Just at the very top of the above picture you can see a x16 PCI-Express slot. It makes you wonder why ECS chose to locate the 4 240-pin DDR slots so far to the left, blocking off any practical chance of removing/installing system RAM without having to remove the PCIe card. Moving the DIMM slots an inch to the right would have alleviated this innocuous problem. Being an i945P-based chipset, maximum system RAM is limited to 4GB (as opposed to the i955X's 8GB). Also expect this chipset to be a touch slower than Intel's flagship. A lime-coloured PATA port on top of a mauve PCB is really asking for the style police to knock on ECS' door.



Note just how much PCB space is going a'wasting here. The '945P northbridge is allied to Intel's ICH7R southbridge, replete with 4 orange-coloured SATA2-compatible ports which you see hanging off to the left. Just a minor style point, but ECS' SB heatsink spells out the word extreme around its edges. You can also see the ABIT influence with the vertically-mounted battery to the right of the two SATA2 ports from Silicon Image's now-ubiquitous Sil3132 PCIe controller that supports port multiplying. The features' count is kept ticking over with VIA's VT6307 2-port FireWire (1394a) controller, Marvell's Yukon 88E8053 PCI-Express Gigabit Ethernet ASIC, and Realtek's 8-channel CODEC that's fed from the ICH7R's high-definition audio. There's also a second Ethernet controller on the PF5 Extreme. This time, however, it's Realtek's 10/100 ASIC. We wonder how much it would have cost to run with 2 PCIe Gigabit ASICs.



We bet something else caught your eye on the Extreme PF5. SLI compatibility on an i945P chipset-based motherboard! Sadly not, although 2 x16 PCI-Express slots give that impression.

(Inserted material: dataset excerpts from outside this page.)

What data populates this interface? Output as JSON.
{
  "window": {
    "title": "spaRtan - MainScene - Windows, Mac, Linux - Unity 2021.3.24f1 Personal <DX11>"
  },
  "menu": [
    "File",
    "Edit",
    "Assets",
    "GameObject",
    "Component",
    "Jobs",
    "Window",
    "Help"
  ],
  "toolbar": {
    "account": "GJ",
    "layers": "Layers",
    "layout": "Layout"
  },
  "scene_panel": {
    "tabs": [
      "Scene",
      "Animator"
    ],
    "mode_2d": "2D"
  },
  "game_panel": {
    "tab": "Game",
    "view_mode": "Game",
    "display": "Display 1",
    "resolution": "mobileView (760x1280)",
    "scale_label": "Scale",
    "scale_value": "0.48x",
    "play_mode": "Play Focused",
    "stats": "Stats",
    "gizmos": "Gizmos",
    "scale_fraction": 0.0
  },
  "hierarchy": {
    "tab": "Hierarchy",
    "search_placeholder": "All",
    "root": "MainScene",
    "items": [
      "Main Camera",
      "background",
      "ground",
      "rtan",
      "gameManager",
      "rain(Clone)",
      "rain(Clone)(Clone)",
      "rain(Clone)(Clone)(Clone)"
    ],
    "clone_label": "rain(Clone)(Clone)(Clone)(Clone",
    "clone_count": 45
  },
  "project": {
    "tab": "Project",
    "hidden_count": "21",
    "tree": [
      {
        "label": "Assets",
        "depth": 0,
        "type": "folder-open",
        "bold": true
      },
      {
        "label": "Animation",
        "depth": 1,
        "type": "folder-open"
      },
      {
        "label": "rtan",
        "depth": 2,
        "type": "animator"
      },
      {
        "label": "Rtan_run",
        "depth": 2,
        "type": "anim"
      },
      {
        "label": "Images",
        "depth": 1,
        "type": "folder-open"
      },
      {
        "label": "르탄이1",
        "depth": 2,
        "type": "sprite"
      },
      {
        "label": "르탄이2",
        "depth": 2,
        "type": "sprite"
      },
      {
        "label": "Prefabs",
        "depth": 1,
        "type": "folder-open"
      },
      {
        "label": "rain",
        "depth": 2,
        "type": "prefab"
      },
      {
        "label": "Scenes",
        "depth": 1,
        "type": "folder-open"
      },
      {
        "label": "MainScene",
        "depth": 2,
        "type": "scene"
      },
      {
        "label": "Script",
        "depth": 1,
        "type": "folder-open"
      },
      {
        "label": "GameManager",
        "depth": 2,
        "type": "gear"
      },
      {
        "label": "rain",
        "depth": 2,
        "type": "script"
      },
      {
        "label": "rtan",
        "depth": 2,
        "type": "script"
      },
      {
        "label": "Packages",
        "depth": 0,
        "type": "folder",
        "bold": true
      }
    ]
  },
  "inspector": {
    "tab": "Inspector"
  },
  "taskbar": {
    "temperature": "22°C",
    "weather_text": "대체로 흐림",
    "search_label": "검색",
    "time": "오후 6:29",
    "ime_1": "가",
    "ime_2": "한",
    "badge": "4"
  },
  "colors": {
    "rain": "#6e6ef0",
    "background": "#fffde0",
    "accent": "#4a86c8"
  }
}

What you're looking at is ECS' Scalable Dual Graphics Engine (D.G.E.). The orange slot does indeed provide a regular x16 transfer protocol for your main PCIe card. The second slot allows you to add a second card for a wider range of multi-monitor displays; up to 4 from two regular cards. Cards simply need to run via PCI-Express. It doesn't matter which brand or manufacturer they're from. You won't, however, be able to combine them to run in a pseudo SLI-like mode, though. There's also a single PCI x1 slot, sandwiched between the two x16 slot, and it's disabled if you decide to run two graphics cards. 3 regular PCI slots is regular fare.

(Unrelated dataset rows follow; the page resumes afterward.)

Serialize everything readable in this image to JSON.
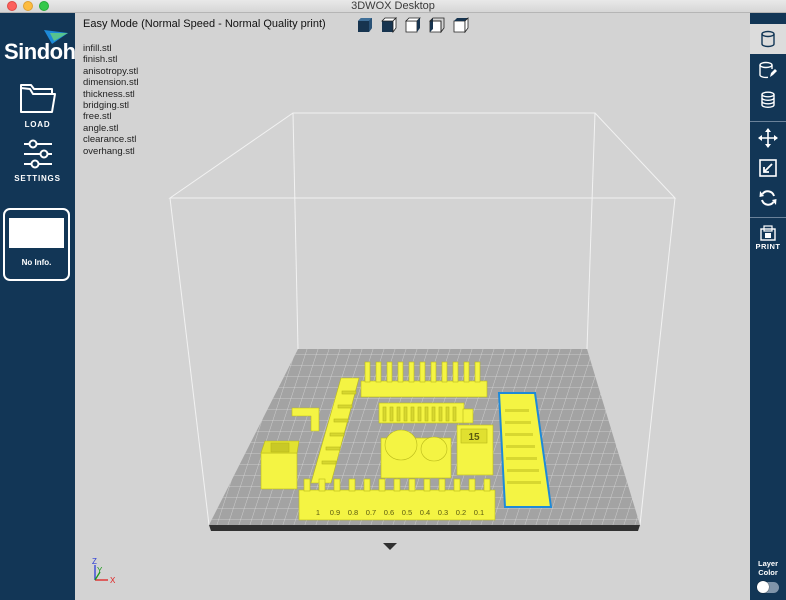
{
  "window": {
    "title": "3DWOX Desktop",
    "controls": {
      "close_color": "#fc605c",
      "minimize_color": "#fdbc40",
      "zoom_color": "#34c84a"
    }
  },
  "sidebar": {
    "brand": "Sindoh",
    "load_label": "LOAD",
    "settings_label": "SETTINGS",
    "info_label": "No Info."
  },
  "toolbar_right": {
    "items": [
      {
        "name": "cylinder-view",
        "icon": "cylinder-icon",
        "active": true
      },
      {
        "name": "edit-model",
        "icon": "cylinder-pencil-icon",
        "active": false
      },
      {
        "name": "layers",
        "icon": "stack-icon",
        "active": false
      },
      {
        "name": "move",
        "icon": "move-arrows-icon",
        "active": false
      },
      {
        "name": "scale",
        "icon": "scale-icon",
        "active": false
      },
      {
        "name": "rotate",
        "icon": "rotate-icon",
        "active": false
      }
    ],
    "print_label": "PRINT",
    "layer_color_label_1": "Layer",
    "layer_color_label_2": "Color"
  },
  "viewport": {
    "mode_title": "Easy Mode (Normal Speed - Normal Quality print)",
    "files": [
      "infill.stl",
      "finish.stl",
      "anisotropy.stl",
      "dimension.stl",
      "thickness.stl",
      "bridging.stl",
      "free.stl",
      "angle.stl",
      "clearance.stl",
      "overhang.stl"
    ],
    "view_cubes": [
      "iso-view",
      "front-view",
      "left-view",
      "right-view",
      "top-view"
    ],
    "model_color": "#f4f443",
    "bed_color": "#9c9c9c",
    "clearance_labels": [
      "1",
      "0.9",
      "0.8",
      "0.7",
      "0.6",
      "0.5",
      "0.4",
      "0.3",
      "0.2",
      "0.1"
    ],
    "thickness_label": "15",
    "axis": {
      "z": "Z",
      "y": "Y",
      "x": "X"
    }
  },
  "colors": {
    "sidebar_bg": "#123656",
    "viewport_bg": "#d3d3d3",
    "accent_blue": "#1e8ad8",
    "brand_green": "#56c38f"
  }
}
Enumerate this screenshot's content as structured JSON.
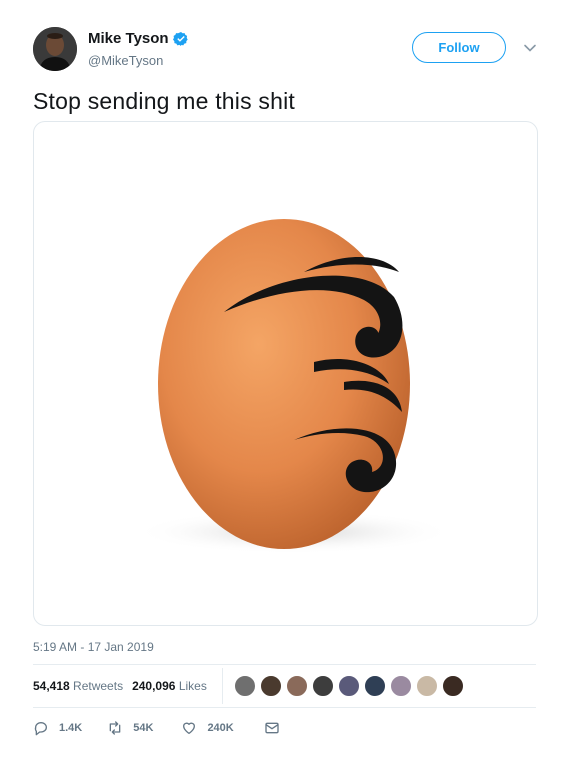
{
  "user": {
    "display_name": "Mike Tyson",
    "handle": "@MikeTyson",
    "verified": true
  },
  "header": {
    "follow_label": "Follow"
  },
  "tweet": {
    "text": "Stop sending me this shit",
    "timestamp": "5:19 AM - 17 Jan 2019",
    "media_description": "egg-with-tribal-tattoo"
  },
  "stats": {
    "retweets_count": "54,418",
    "retweets_label": "Retweets",
    "likes_count": "240,096",
    "likes_label": "Likes"
  },
  "likers": [
    {
      "icon": "liker-avatar"
    },
    {
      "icon": "liker-avatar"
    },
    {
      "icon": "liker-avatar"
    },
    {
      "icon": "liker-avatar"
    },
    {
      "icon": "liker-avatar"
    },
    {
      "icon": "liker-avatar"
    },
    {
      "icon": "liker-avatar"
    },
    {
      "icon": "liker-avatar"
    },
    {
      "icon": "liker-avatar"
    },
    {
      "icon": "liker-avatar"
    }
  ],
  "actions": {
    "reply_count": "1.4K",
    "retweet_count": "54K",
    "like_count": "240K"
  },
  "colors": {
    "accent": "#1da1f2",
    "secondary_text": "#657786",
    "divider": "#e6ecf0"
  }
}
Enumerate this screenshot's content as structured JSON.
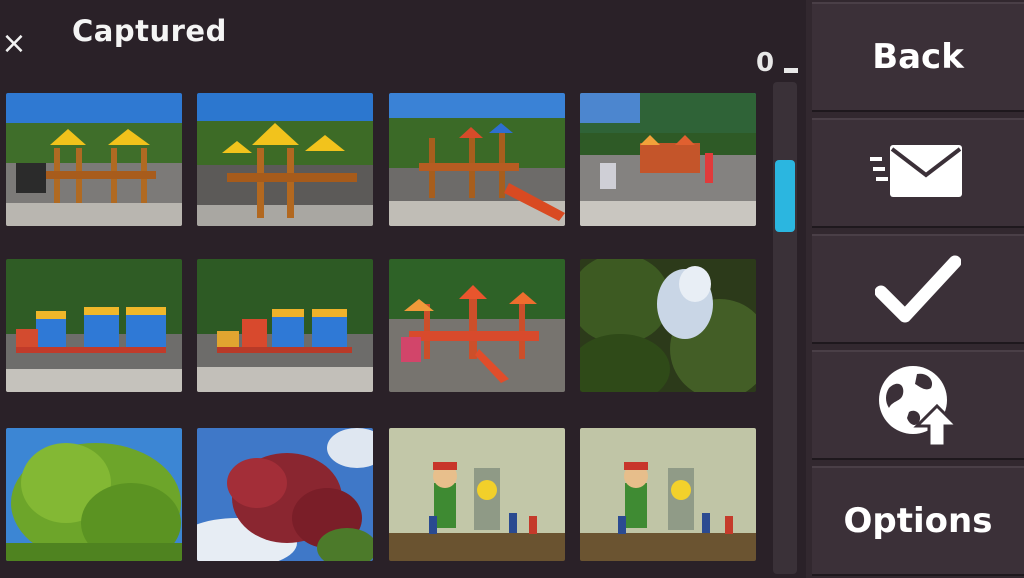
{
  "header": {
    "close_glyph": "×",
    "title": "Captured",
    "counter": "0"
  },
  "gallery": {
    "thumbnails": [
      {
        "name": "playground-1",
        "scene": "playground"
      },
      {
        "name": "playground-2",
        "scene": "playground"
      },
      {
        "name": "playground-3",
        "scene": "playground"
      },
      {
        "name": "playground-4",
        "scene": "playground"
      },
      {
        "name": "train-1",
        "scene": "train"
      },
      {
        "name": "train-2",
        "scene": "train"
      },
      {
        "name": "playground-5",
        "scene": "playground"
      },
      {
        "name": "tree-canopy",
        "scene": "canopy"
      },
      {
        "name": "green-tree",
        "scene": "tree"
      },
      {
        "name": "red-tree",
        "scene": "redtree"
      },
      {
        "name": "figurines-1",
        "scene": "figurines"
      },
      {
        "name": "figurines-2",
        "scene": "figurines"
      }
    ],
    "scroll_position": 0.15
  },
  "toolbar": {
    "back_label": "Back",
    "send_icon": "send-message-icon",
    "select_icon": "checkmark-icon",
    "share_icon": "web-upload-icon",
    "options_label": "Options"
  },
  "colors": {
    "background": "#2a2128",
    "toolbar": "#3b3038",
    "scrollbar_accent": "#2bb6e0",
    "text": "#ffffff"
  }
}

ECS' exhausting system doesn't have a great deal of impact on the I/O section. Optical S/PDIF input and outputs are a nice touch. 4x USB2.0 (with another 4 available via onboard headers), 4-pin FireWire, dual LAN (Gigabit and 10/100), and speaker ports for an 8-channel setup are all pretty usual. PS/2 ports and a Serial interface complete the assortment. Pretty good layout.